To support more complex reporting needs, dashboards could contain multiple pages. For example, a sustainability manager could create a site-specific dashboard with separate pages dedicated to energy, water, and waste performance. This structure provided flexibility while maintaining organization and clarity.
By building dashboards around reusable visualizations, users could efficiently create reporting experiences without duplicating work, creating a scalable system for analytics and decision-making.
SHARING
Analytics are most valuable when insights can be distributed and acted upon. To support collaboration, I designed a flexible sharing model that allowed users to share visualizations and dashboards with individual users, user roles, or entire organizations. This ensured stakeholders could easily access relevant reporting while reducing duplicated work and maintaining consistency across teams.
For this, I started out designing in Figma and then switched to Cursor to finish the designs and edge cases.
SYSTEMS THINKING
A key design consideration throughout the project was creating a connected ecosystem rather than isolated features.
The visualization builder and dashboard builder were intentionally designed to work together as part of a larger analytics workflow.
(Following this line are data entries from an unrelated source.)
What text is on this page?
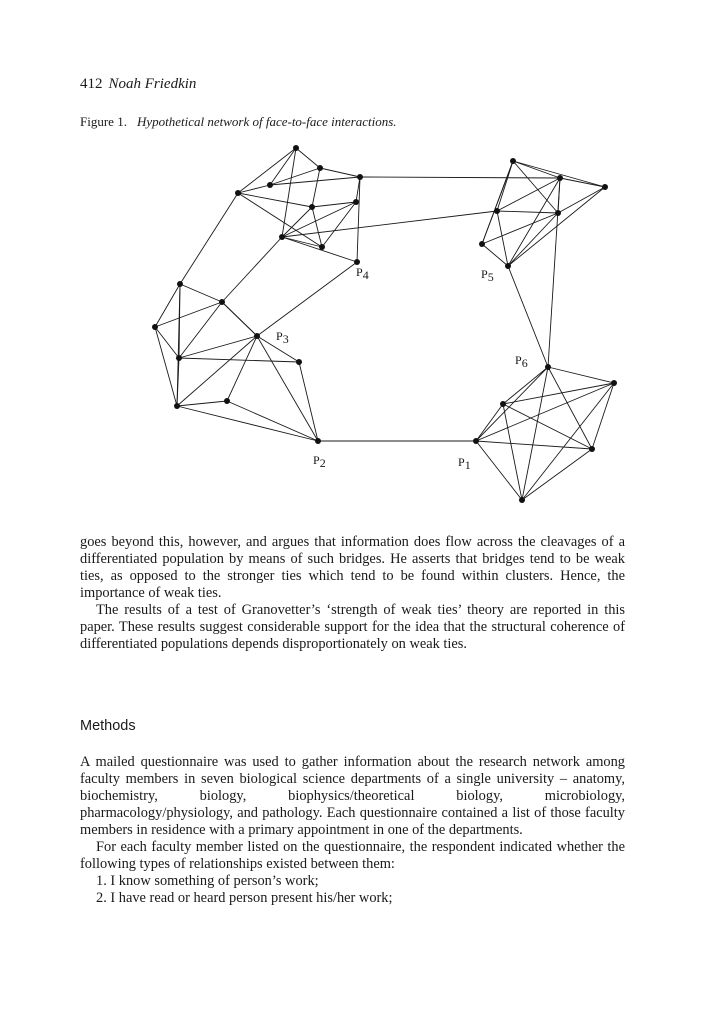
412 Noah Friedkin
Figure 1. Hypothetical network of face-to-face interactions.
P1
P2
P3
P4	P5
P6

goes beyond this, however, and argues that information does flow across the cleavages of a differentiated population by means of such bridges. He asserts that bridges tend to be weak ties, as opposed to the stronger ties which tend to be found within clusters. Hence, the importance of weak ties.

The results of a test of Granovetter’s ‘strength of weak ties’ theory are reported in this paper. These results suggest considerable support for the idea that the structural coherence of differentiated populations depends disproportionately on weak ties.

Methods

A mailed questionnaire was used to gather information about the research network among faculty members in seven biological science departments of a single university – anatomy, biochemistry, biology, biophysics/theoretical biology, microbiology, pharmacology/physiology, and pathology. Each questionnaire contained a list of those faculty members in residence with a primary appointment in one of the departments.

For each faculty member listed on the questionnaire, the respondent indicated whether the following types of relationships existed between them:

1. I know something of person’s work;
2. I have read or heard person present his/her work;
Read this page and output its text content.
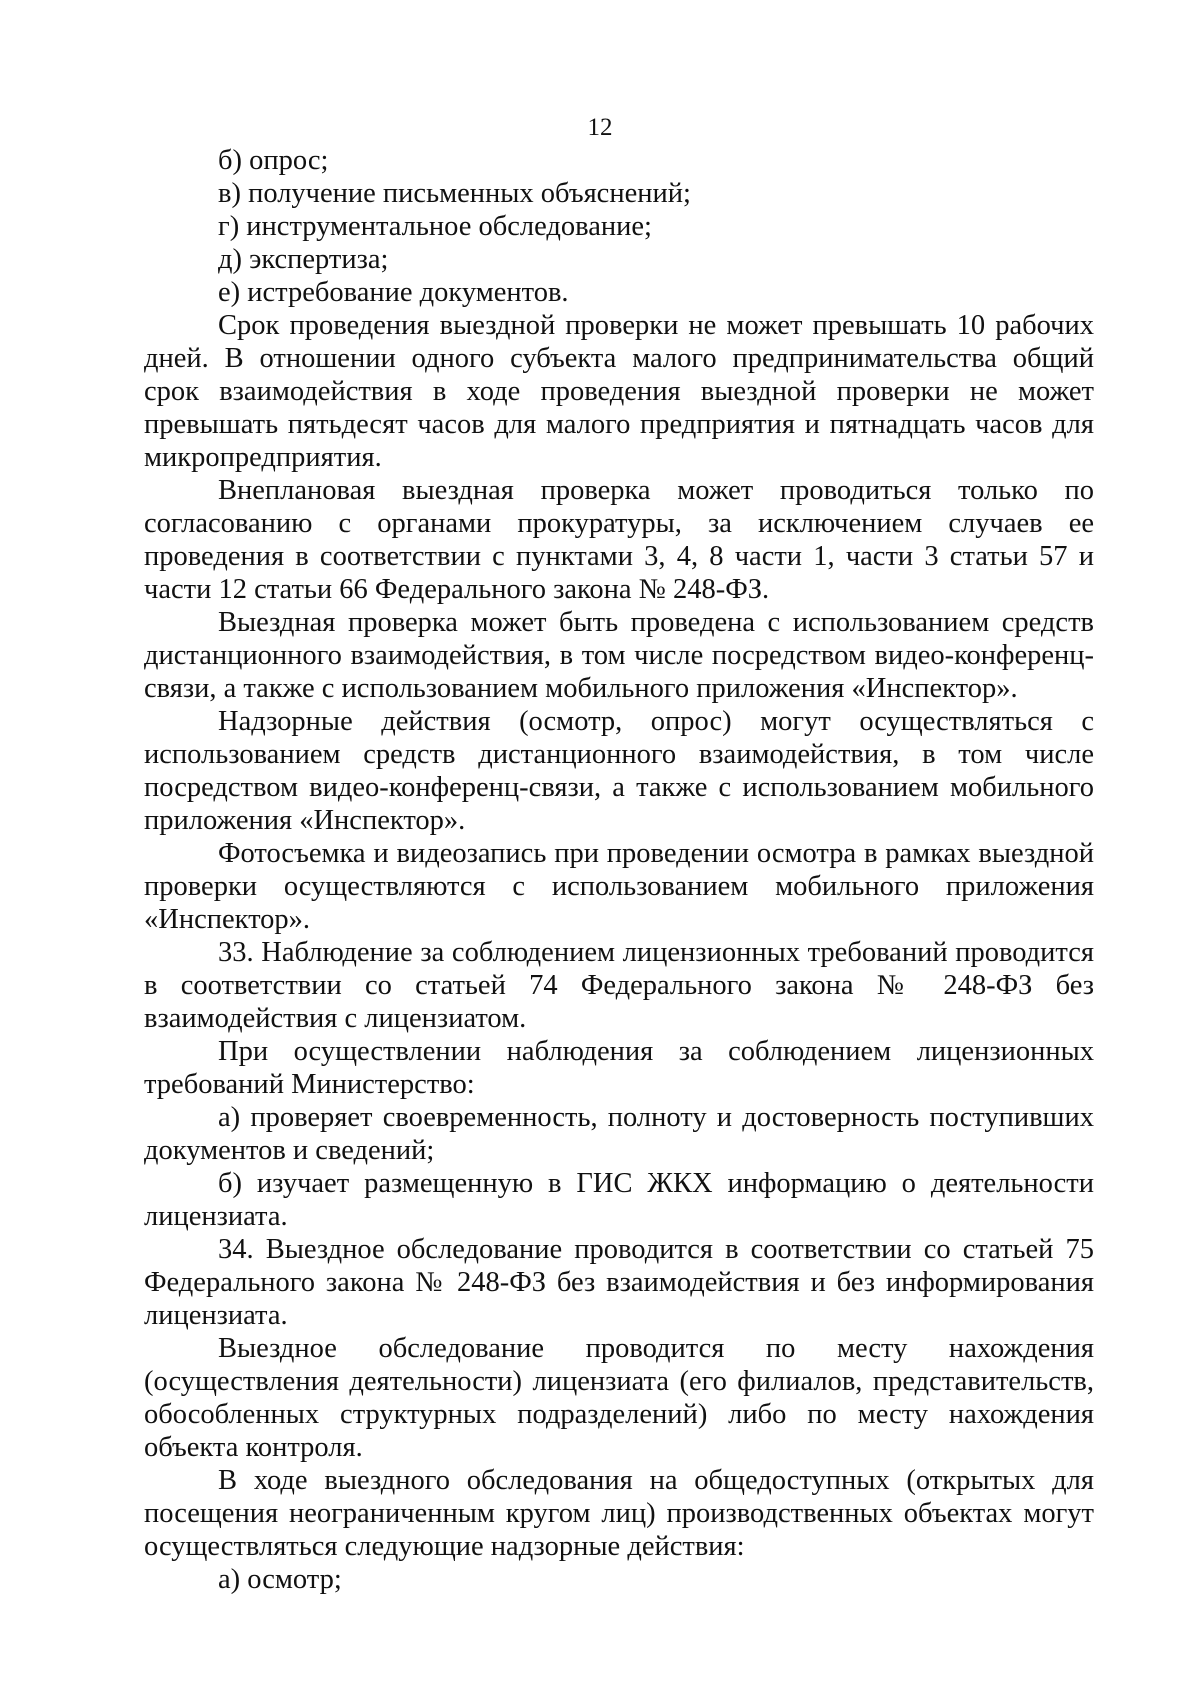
12

б) опрос;

в) получение письменных объяснений;

г) инструментальное обследование;

д) экспертиза;

е) истребование документов.

Срок проведения выездной проверки не может превышать 10 рабочих дней. В отношении одного субъекта малого предпринимательства общий срок взаимодействия в ходе проведения выездной проверки не может превышать пятьдесят часов для малого предприятия и пятнадцать часов для микропредприятия.

Внеплановая выездная проверка может проводиться только по согласованию с органами прокуратуры, за исключением случаев ее проведения в соответствии с пунктами 3, 4, 8 части 1, части 3 статьи 57 и части 12 статьи 66 Федерального закона № 248-ФЗ.

Выездная проверка может быть проведена с использованием средств дистанционного взаимодействия, в том числе посредством видео-конференц-связи, а также с использованием мобильного приложения «Инспектор».

Надзорные действия (осмотр, опрос) могут осуществляться с использованием средств дистанционного взаимодействия, в том числе посредством видео-конференц-связи, а также с использованием мобильного приложения «Инспектор».

Фотосъемка и видеозапись при проведении осмотра в рамках выездной проверки осуществляются с использованием мобильного приложения «Инспектор».

33. Наблюдение за соблюдением лицензионных требований проводится в соответствии со статьей 74 Федерального закона № 248-ФЗ без взаимодействия с лицензиатом.

При осуществлении наблюдения за соблюдением лицензионных требований Министерство:

а) проверяет своевременность, полноту и достоверность поступивших документов и сведений;

б) изучает размещенную в ГИС ЖКХ информацию о деятельности лицензиата.

34. Выездное обследование проводится в соответствии со статьей 75 Федерального закона № 248-ФЗ без взаимодействия и без информирования лицензиата.

Выездное обследование проводится по месту нахождения (осуществления деятельности) лицензиата (его филиалов, представительств, обособленных структурных подразделений) либо по месту нахождения объекта контроля.

В ходе выездного обследования на общедоступных (открытых для посещения неограниченным кругом лиц) производственных объектах могут осуществляться следующие надзорные действия:

а) осмотр;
Users first transformed raw data into reusable visualizations and then organized those visualizations into dashboards that supported reporting, monitoring, and decision-making.
By designing shared patterns, consistent interactions, and reusable components across both experiences, the platform could scale alongside future analytics capabilities while providing users with a cohesive and predictable experience.
VALIDATION & TESTING
To validate the experience, usability testing was conducted with users representative of the target audience. Participants were asked to complete key analytics workflows, including creating visualizations, configuring data, and organizing information into dashboards.
The testing sessions produced positive results, with all participants successfully completing the assigned tasks. Users responded favorably to both the visual design and overall usability of the experience, highlighting the clarity of the workflow and ease of configuring complex analytics. The findings provided confidence that the designs successfully balanced advanced functionality with an intuitive user experience.
REFLECTION
This project reinforced the importance of systems thinking when designing complex enterprise products. Rather than focusing solely on individual screens or features, I needed to understand how each experience connected to the broader analytics workflow and user goals.
One of the biggest challenges was balancing powerful functionality with usability. Analytics tools often require significant flexibility, but too many options can quickly become overwhelming. Through thoughtful information hierarchy, progressive disclosure, and reusable design patterns, I was able to create experiences that supported sophisticated reporting needs while remaining approachable for users.
Looking back, if I had more time, I would have liked to conduct additional usability testing on dashboard organization and long-term reporting workflows to further validate assumptions and identify opportunities for refinement. Overall, the project strengthened my ability to design scalable systems, collaborate across disciplines, and simplify complex data-driven experiences.